Turns out, however, that the time spent alone at home wasn’t much of a hindrance — creatively or physically — for Nensi. “In a sense, I kind of preferred it because I had time to myself to think,” she says. This time to think — to flip through old memories — uncovered the inspiration behind the designer’s latest collection. “During lockdown, I wasn’t seeing anything new. I remembered this ballet I saw two or three years ago at Sadler’s Wells in London, and I searched it on YouTube. I liked that the ballet was kind of weird, both the music and the dance itself, but the dancers were all so beautiful and feminine in these bodysuits. I liked that juxtaposition.” The ballet in question is William Forsythe’s “In the Middle, Somewhat Elevated”. It’s easy to see why the piece, the first postmodern ballet, characterized by an off-kilter-ness, resonates so deeply with Nensi. It’s a choreography of contrasts (the softness of a pointed toe and the sharpness of a palmed hand) and minute movements. In the video Nensi watched (and rewatched) during quarantine, dancers move gracefully, then erratically, to a cacophonous, electronic score. They’re all wearing jewel-green bodysuits, sheer footless tights, overlaid. These particular dancewear pieces served as the foundation for spring/summer 21, which showcased sheer, spliced “bodies,” as Nensi calls them, with intricate strap detailing. Another stand-out piece was a pair of lace-front tights, a gorgeously technical feat that set the internet abuzz when Nensi teased them on Instagram, days before the season’s digital show.
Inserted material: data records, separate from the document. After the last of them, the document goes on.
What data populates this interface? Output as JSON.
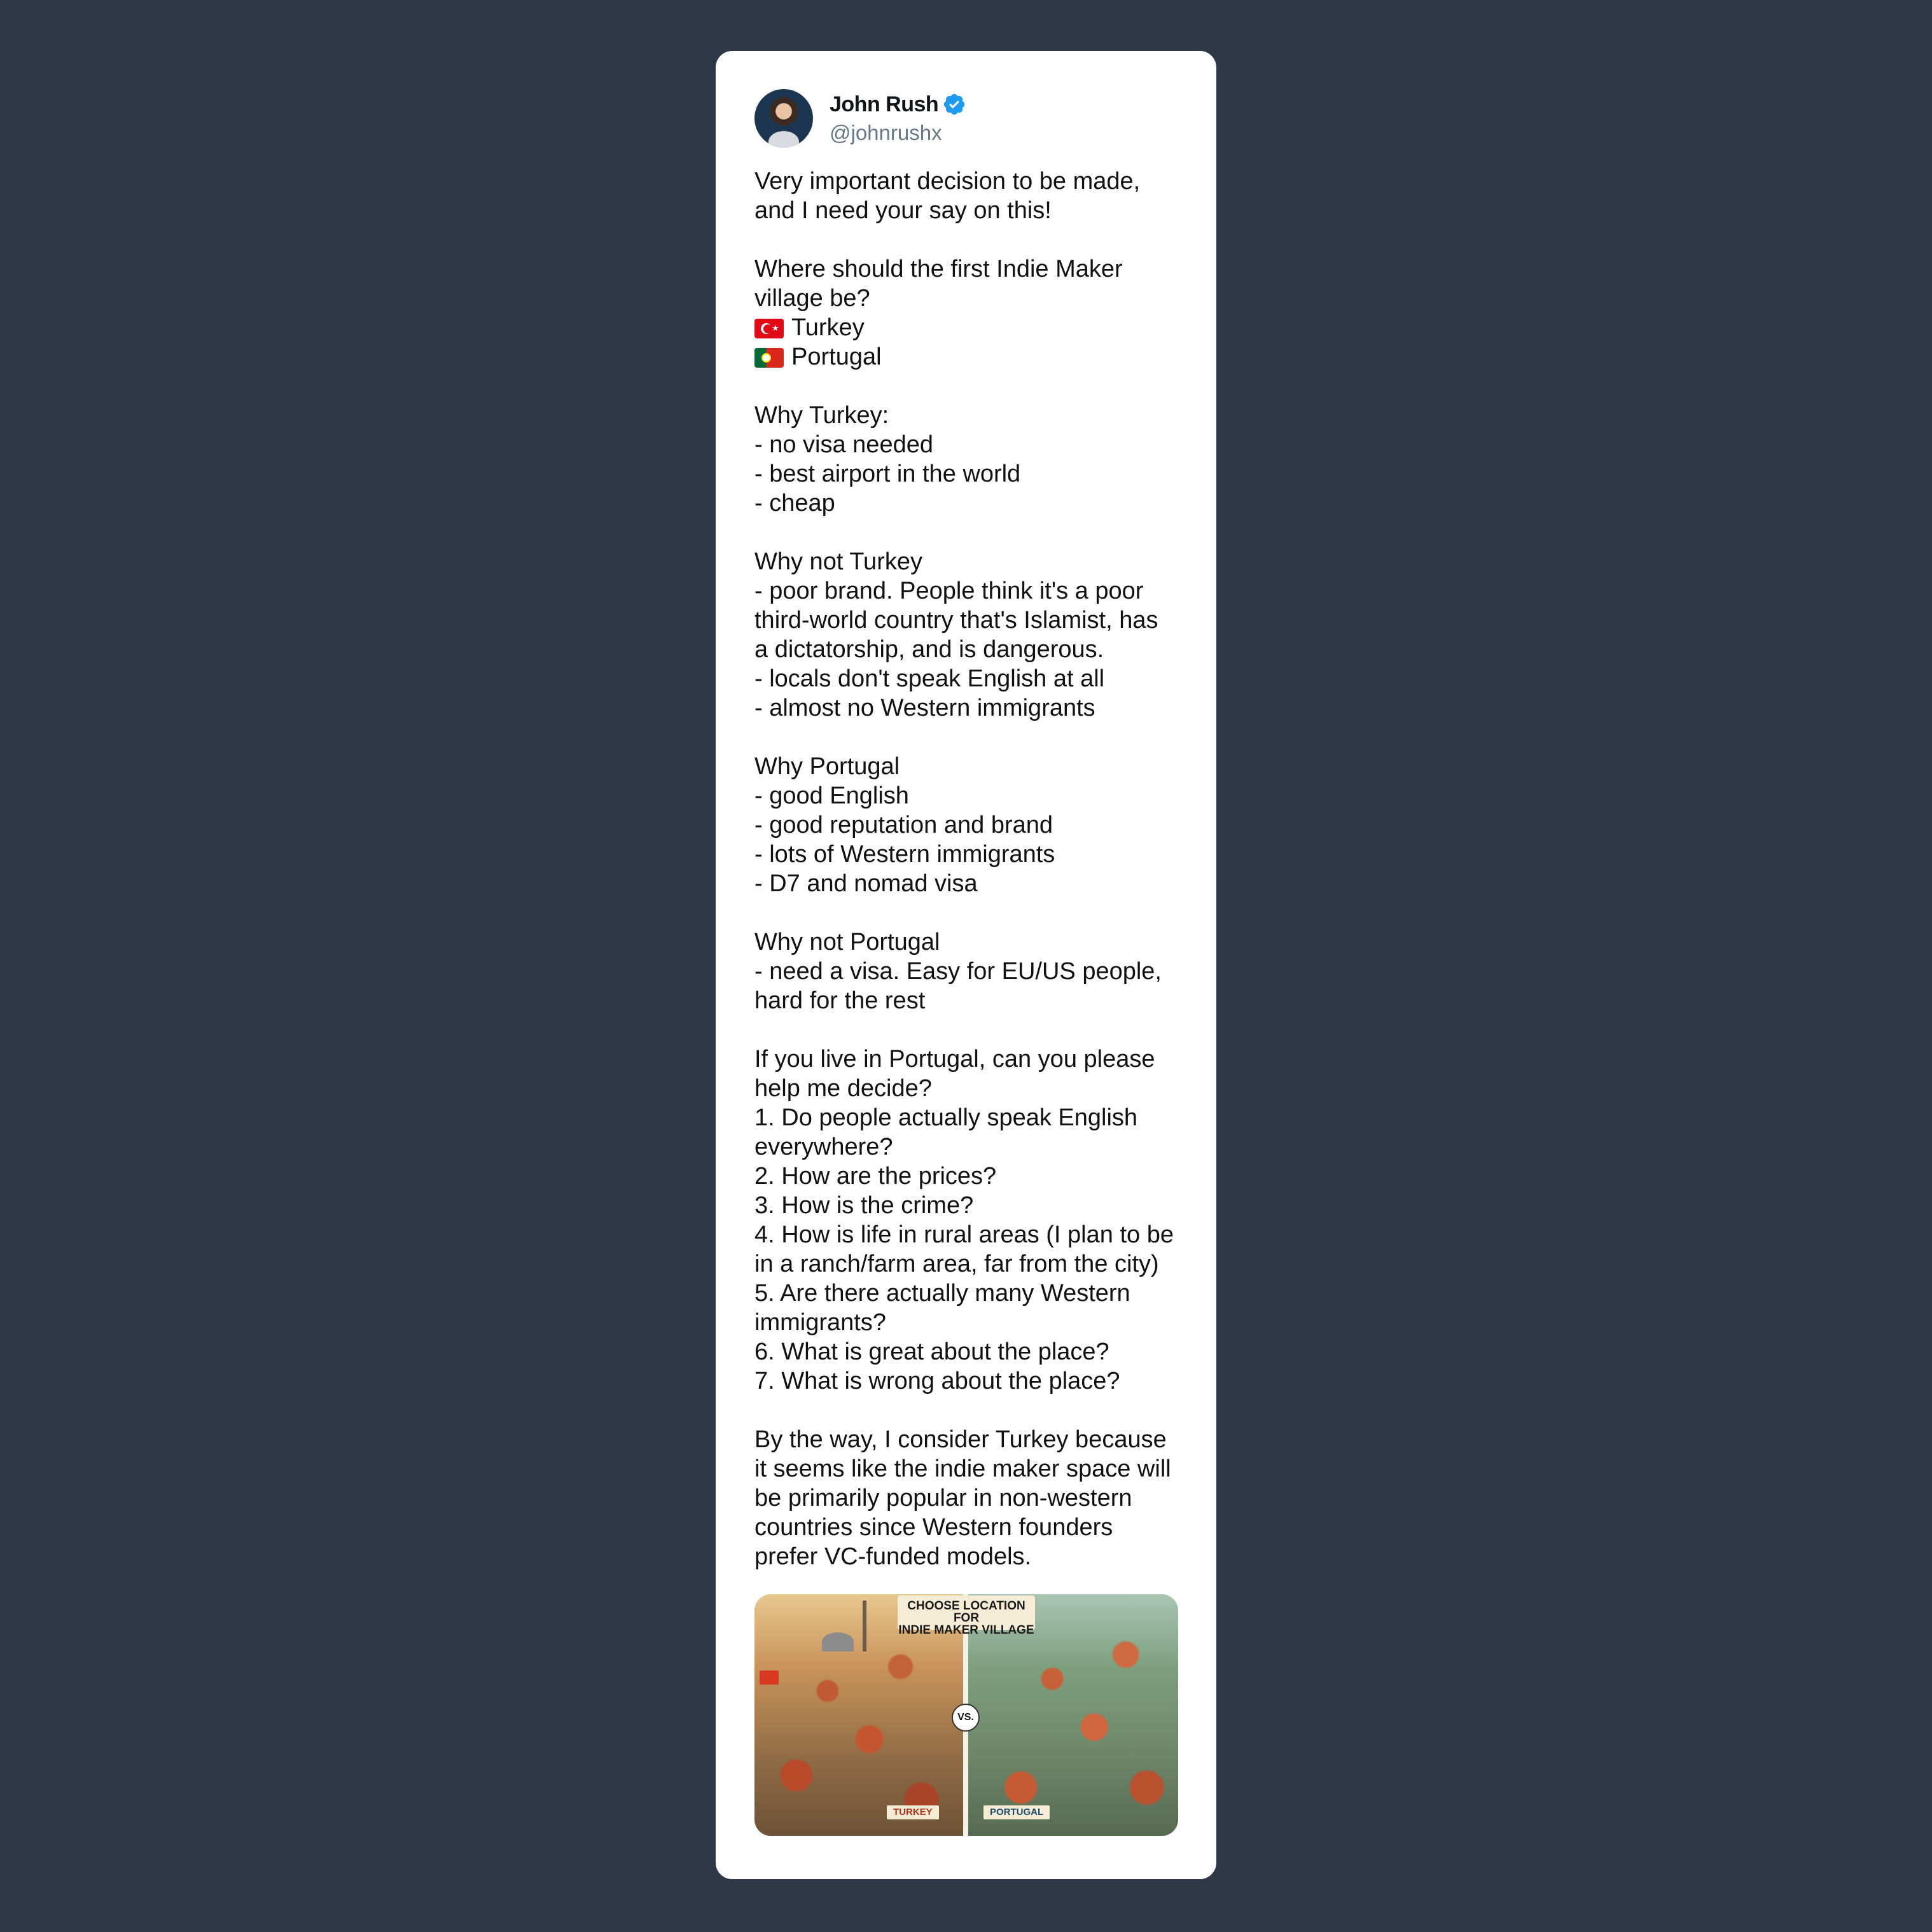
{
  "author": {
    "display_name": "John Rush",
    "handle": "@johnrushx",
    "verified_icon": "verified-badge-icon",
    "verified_color": "#1d9bf0"
  },
  "tweet": {
    "lines": [
      "Very important decision to be made,",
      "and I need your say on this!",
      "",
      "Where should the first Indie Maker",
      "village be?",
      "Turkey",
      "Portugal",
      "",
      "Why Turkey:",
      "- no visa needed",
      "- best airport in the world",
      "- cheap",
      "",
      "Why not Turkey",
      "- poor brand. People think it's a poor",
      "third-world country that's Islamist, has",
      "a dictatorship, and is dangerous.",
      "- locals don't speak English at all",
      "- almost no Western immigrants",
      "",
      "Why Portugal",
      "- good English",
      "- good reputation and brand",
      "- lots of Western immigrants",
      "- D7 and nomad visa",
      "",
      "Why not Portugal",
      "- need a visa. Easy for EU/US people,",
      "hard for the rest",
      "",
      "If you live in Portugal, can you please",
      "help me decide?",
      "1. Do people actually speak English",
      "everywhere?",
      "2. How are the prices?",
      "3. How is the crime?",
      "4. How is life in rural areas (I plan to be",
      "in a ranch/farm area, far from the city)",
      "5. Are there actually many Western",
      "immigrants?",
      "6. What is great about the place?",
      "7. What is wrong about the place?",
      "",
      "By the way, I consider Turkey because",
      "it seems like the indie maker space will",
      "be primarily popular in non-western",
      "countries since Western founders",
      "prefer VC-funded models."
    ],
    "flag_icons": {
      "turkey": "turkey-flag-icon",
      "portugal": "portugal-flag-icon"
    }
  },
  "media": {
    "banner_line1": "CHOOSE LOCATION FOR",
    "banner_line2": "INDIE MAKER VILLAGE",
    "vs_label": "VS.",
    "left_label": "TURKEY",
    "right_label": "PORTUGAL"
  },
  "colors": {
    "page_background": "#2e3748",
    "card_background": "#ffffff",
    "text": "#111111",
    "handle": "#66788a"
  }
}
This season, for Nensi and the designers at Fashion East, “digital” meant a lookbook and accompanying video. In Nensi’s case, shot by photographer Harley Weir and styled by frequent collaborator Francesca Burns. “For the lookbook, we wanted to focus on the girl and the clothes,” says Nensi, of the photo series. “I love the way Harley photographs women. She captures the model’s essence and encourages her to be herself. She brought something very honest to it. And an air of lightness, in terms of mood, which is great, especially in a time like this.” The collection’s video presentation was also about levity: the lookbook images were cut-out and pasted on moving backgrounds of cities around the globe. “The idea was to bring this girl, during a pandemic, all over the world in a safe way.”